Minutes 1 – 20 Defining EBP and levels of evidence
Minutes 21 – 30 Issues in research design and reasons for trying unproven interventions
Minutes 31 – 60 Considerations for evaluating unproven treatments
Minutes 61 – 75 Example of evaluating a treatment approach
Minutes 76 – 80 Summary and resources
Minutes 81 – 90 Questions and Answers
This course is offered for .15 ASHA CEU’s (Intermediate Level, Professional Area)
Registration closes at midnight on February 6, 2015
Ruth Stoeckel, PhD, CCC-SLP, is a clinical speech-language pathologist at Mayo Clinic in Rochester, MN. She has experience working as a clinician and independent consultant in schools, private practice, private rehabilitation agency, and clinical settings. Dr. Stoeckel is the author of ASHA web courses on diagnosis and treatment of CAS. She is on the CASANA Professional Advisory Board and authored the curriculum for CASANA’s intensive training institute on CAS. Dr. Stoeckel has presented both nationally and internationally and has co-authored articles on the topics of CAS and literacy for journals including the Journal of Developmental and Behavioral Pediatrics and Journal of Speech, Language, and Hearing Research.

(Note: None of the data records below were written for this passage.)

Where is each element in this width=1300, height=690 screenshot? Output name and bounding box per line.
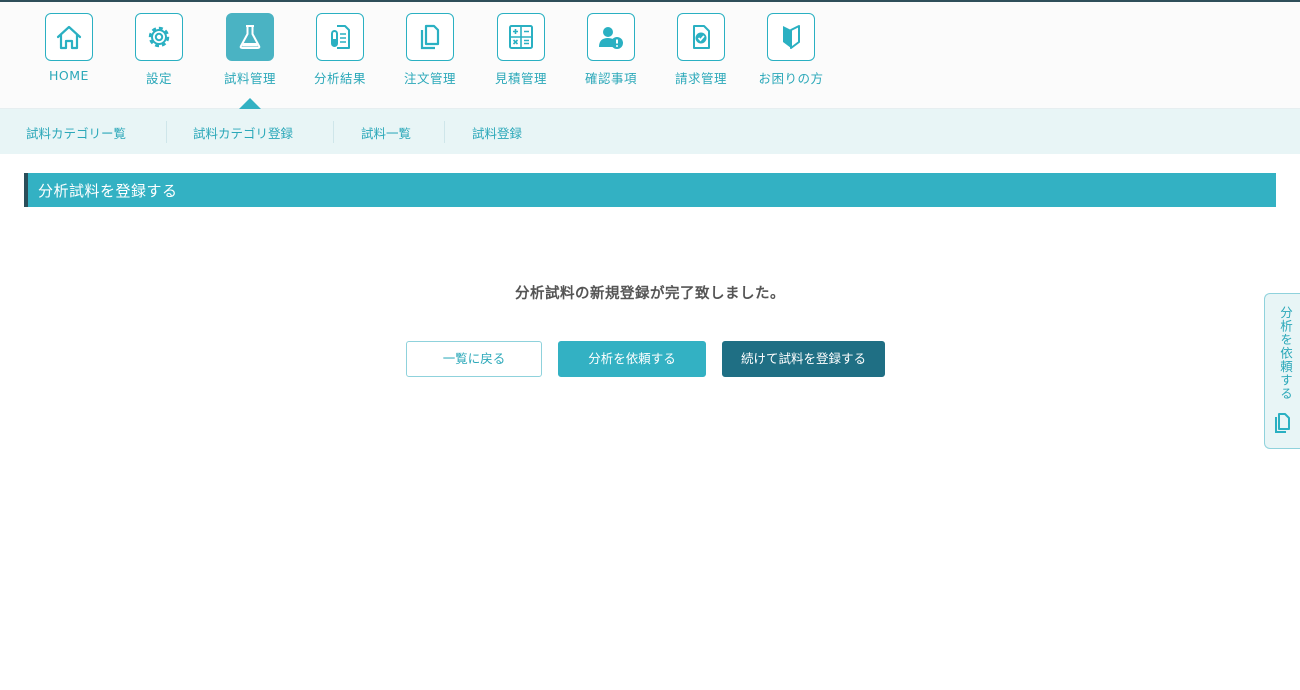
nav-item-home[interactable]: HOME [24, 13, 114, 93]
continue-register-button[interactable]: 続けて試料を登録する [722, 341, 885, 377]
user-alert-icon [587, 13, 635, 61]
copy-document-icon [406, 13, 454, 61]
top-navigation: HOME 設定 試料管理 分析結果 注文管理 見積管理 確認事項 請求管理 お困… [0, 2, 1300, 109]
subnav-item-category-register[interactable]: 試料カテゴリ登録 [193, 123, 293, 142]
flask-icon [226, 13, 274, 61]
back-to-list-button[interactable]: 一覧に戻る [406, 341, 542, 377]
beginner-mark-icon [767, 13, 815, 61]
nav-label: 見積管理 [494, 71, 547, 86]
nav-item-billing-management[interactable]: 請求管理 [656, 13, 746, 93]
subnav-item-sample-register[interactable]: 試料登録 [472, 123, 522, 142]
subnav-divider [333, 121, 334, 143]
nav-item-help[interactable]: お困りの方 [746, 13, 836, 93]
subnav-item-sample-list[interactable]: 試料一覧 [361, 123, 411, 142]
side-request-analysis-tab[interactable]: 分析を依頼する [1264, 293, 1300, 449]
nav-label: 確認事項 [584, 71, 637, 86]
nav-item-confirmation[interactable]: 確認事項 [566, 13, 656, 93]
nav-label: お困りの方 [758, 71, 824, 86]
copy-document-icon [1275, 413, 1290, 433]
nav-label: HOME [49, 68, 89, 83]
nav-item-sample-management[interactable]: 試料管理 [205, 13, 295, 93]
document-check-icon [677, 13, 725, 61]
nav-item-order-management[interactable]: 注文管理 [385, 13, 475, 93]
subnav-divider [444, 121, 445, 143]
nav-item-analysis-results[interactable]: 分析結果 [295, 13, 385, 93]
test-tube-document-icon [316, 13, 364, 61]
subnav-divider [166, 121, 167, 143]
nav-item-estimate-management[interactable]: 見積管理 [476, 13, 566, 93]
nav-label: 試料管理 [223, 71, 276, 86]
nav-label: 設定 [145, 71, 172, 86]
section-title: 分析試料を登録する [38, 182, 178, 200]
home-icon [45, 13, 93, 61]
active-indicator [239, 98, 261, 109]
nav-item-settings[interactable]: 設定 [114, 13, 204, 93]
sub-navigation: 試料カテゴリー覧 試料カテゴリ登録 試料一覧 試料登録 [0, 109, 1300, 154]
calculator-icon [497, 13, 545, 61]
side-tab-label: 分析を依頼する [1278, 306, 1293, 401]
nav-label: 注文管理 [403, 71, 456, 86]
section-header: 分析試料を登録する [24, 173, 1276, 207]
gear-icon [135, 13, 183, 61]
subnav-item-category-list[interactable]: 試料カテゴリー覧 [26, 123, 126, 142]
completion-message: 分析試料の新規登録が完了致しました。 [515, 286, 785, 302]
nav-label: 分析結果 [313, 71, 366, 86]
nav-label: 請求管理 [674, 71, 727, 86]
request-analysis-button[interactable]: 分析を依頼する [558, 341, 706, 377]
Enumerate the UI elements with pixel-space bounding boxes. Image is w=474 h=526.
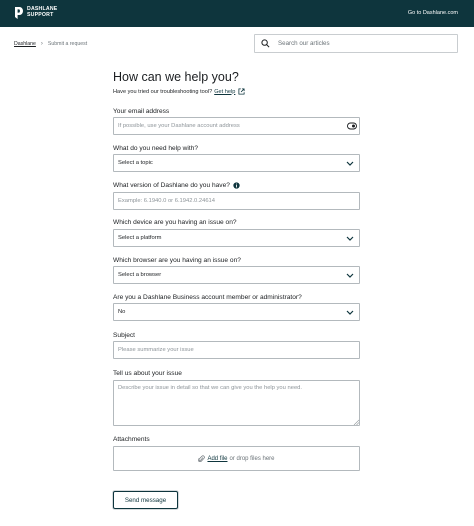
search-icon (261, 39, 270, 48)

Disclosure: Dr. Stoeckel is a member of the Professional Advisory Board of the Childhood Apraxia of Speech Association of North America. She receives no compensation as a member of CASANA’s Professional Advisory Board. Dr. Stoeckel receives ongoing compensation for her participation in the production of the CASANA DVD “Early Speech-Language Issues and Late Literacy; Will Slow to Talk Mean Slow to Read?” Dr. Stoeckel also receives compensation for the development of the CASANA Intensive Training Institute curriculum, as well as her participation in the training as faculty member. Dr. Stoeckel is also receiving compensation for this presentation.